Menurut Ninik, masih banyak masyarakat di Indonesia yang kurang paham dengan sistem pemilu.
“Kita tahu di masa pemilu masih banyak masyarakat yang kurang memahami persoalan kepemiluan,” ucap Ninik Rahayu saat diskusi dengan Ketua Bawaslu RI dengan tema ‘Pengawasan Kampanye dan Berita Pemilu‘ di Kantor Dewan Pers, Rabu (9/8/2023), pekan lalu.
Ketidakpahaman masyarakat mengenai sistem pemilu, kata Ninik, bisa menjadi penyebab utama penyebaran informasi hoax hingga membuat terpolarisasinya cara berpikir dan bertindak masayarakat ketika ada perbedaan.
“Tugas media terutama media mainstream dalam konteks kepemiluan harus tetap bisa dijaga agar dapat digunakan sebagai pusat rujukan dari masyarakat yang masih memerlukan pemahaman tentang kepemiluan,” ungkap Ninik.
Sementara, Ketua Bawaslu RI Rahmat Bagja meminta pers menjadi arus utama untuk menangkal berita hoax di media sosial (medsos). Pasalnya, jejaring sosial dunia maya itu masih menjadi area tak bertuan.

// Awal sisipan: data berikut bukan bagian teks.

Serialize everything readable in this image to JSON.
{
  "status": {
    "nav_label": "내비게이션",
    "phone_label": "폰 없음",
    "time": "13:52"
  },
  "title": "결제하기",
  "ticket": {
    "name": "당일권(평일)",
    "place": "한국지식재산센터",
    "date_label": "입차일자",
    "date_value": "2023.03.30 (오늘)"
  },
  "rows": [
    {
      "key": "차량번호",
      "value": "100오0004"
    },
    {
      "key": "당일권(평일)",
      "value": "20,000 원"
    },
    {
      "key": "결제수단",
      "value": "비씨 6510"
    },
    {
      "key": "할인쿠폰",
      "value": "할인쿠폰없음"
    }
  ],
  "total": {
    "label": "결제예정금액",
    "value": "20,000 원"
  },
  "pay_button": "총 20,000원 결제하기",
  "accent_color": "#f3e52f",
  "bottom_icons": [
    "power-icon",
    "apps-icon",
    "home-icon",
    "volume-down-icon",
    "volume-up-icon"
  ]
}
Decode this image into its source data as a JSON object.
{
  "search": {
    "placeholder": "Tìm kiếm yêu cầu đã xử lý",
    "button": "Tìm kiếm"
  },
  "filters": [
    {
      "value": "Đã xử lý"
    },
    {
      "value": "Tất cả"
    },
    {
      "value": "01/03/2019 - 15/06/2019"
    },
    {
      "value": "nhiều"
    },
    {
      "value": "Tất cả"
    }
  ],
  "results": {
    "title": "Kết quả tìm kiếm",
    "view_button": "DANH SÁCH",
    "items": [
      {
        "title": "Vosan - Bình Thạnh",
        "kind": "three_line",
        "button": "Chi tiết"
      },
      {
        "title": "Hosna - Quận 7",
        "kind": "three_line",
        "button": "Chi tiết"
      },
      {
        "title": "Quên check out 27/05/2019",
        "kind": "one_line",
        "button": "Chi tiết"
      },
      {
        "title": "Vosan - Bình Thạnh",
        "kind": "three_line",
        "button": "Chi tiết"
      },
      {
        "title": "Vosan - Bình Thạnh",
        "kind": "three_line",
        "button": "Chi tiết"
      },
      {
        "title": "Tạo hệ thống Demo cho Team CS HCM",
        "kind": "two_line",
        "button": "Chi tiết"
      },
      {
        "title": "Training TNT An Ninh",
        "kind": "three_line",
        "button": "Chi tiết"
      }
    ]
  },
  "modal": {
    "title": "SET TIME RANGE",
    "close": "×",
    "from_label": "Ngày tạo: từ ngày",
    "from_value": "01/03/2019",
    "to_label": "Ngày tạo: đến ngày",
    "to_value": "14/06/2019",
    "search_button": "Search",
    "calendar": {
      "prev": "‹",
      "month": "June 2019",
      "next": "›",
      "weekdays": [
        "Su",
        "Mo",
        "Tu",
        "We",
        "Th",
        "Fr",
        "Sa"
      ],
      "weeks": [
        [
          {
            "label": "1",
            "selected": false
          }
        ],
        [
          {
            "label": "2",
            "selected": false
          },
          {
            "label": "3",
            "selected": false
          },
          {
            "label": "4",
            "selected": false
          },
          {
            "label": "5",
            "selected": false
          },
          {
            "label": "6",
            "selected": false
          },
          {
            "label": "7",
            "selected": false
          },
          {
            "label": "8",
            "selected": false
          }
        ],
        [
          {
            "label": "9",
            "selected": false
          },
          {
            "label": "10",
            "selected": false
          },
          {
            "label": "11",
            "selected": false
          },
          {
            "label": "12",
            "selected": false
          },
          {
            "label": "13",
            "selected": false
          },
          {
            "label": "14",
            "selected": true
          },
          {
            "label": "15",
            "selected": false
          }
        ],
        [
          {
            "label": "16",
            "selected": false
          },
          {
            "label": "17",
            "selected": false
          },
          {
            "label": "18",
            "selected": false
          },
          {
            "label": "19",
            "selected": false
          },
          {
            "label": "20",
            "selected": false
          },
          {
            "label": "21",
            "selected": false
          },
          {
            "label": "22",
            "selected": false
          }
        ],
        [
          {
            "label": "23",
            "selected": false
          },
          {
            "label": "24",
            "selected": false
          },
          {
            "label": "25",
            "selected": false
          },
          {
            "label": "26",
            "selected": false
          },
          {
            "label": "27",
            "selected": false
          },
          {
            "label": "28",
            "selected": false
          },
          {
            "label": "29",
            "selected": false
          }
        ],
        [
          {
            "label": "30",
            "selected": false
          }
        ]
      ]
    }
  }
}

Menurut Rahmat Bagja, saat ini hanya diwajibkan mengawasi media sosial yang dimiliki peserta pemilu. Dia yakin akun medsos peserta pemilu tidak akan menyerang peserta lain.
“Yang menjadi masalah, media sosial di luar peserta pemilu seperti buzzer dan lainnnya,” ujar Rahmat Bagja seperti dikutip dari laman resmi Bawaslu RI, Kamis (10/8/2023).
“Kami mohon kepada teman-teman media mainstream bisa jadi penangkal terhadap berita bohong di media sosial,” sambungnya
Dalam kesempatan itu, Bagja juga mempersilakan peserta pemilu untuk melakukan sosialisasi. Akan tetapi, ia menyatakan tidak boleh ada ajakan dan sosialisasi tidak boleh dilakukan di televisi.
“Sekarang saatnya teman-teman 9 tapi, tidak boleh mengajak. Begitu mengajak, mohon maaf selesai. Kalau mengajak kita akan turunkan alat peraganya,” ujarnya.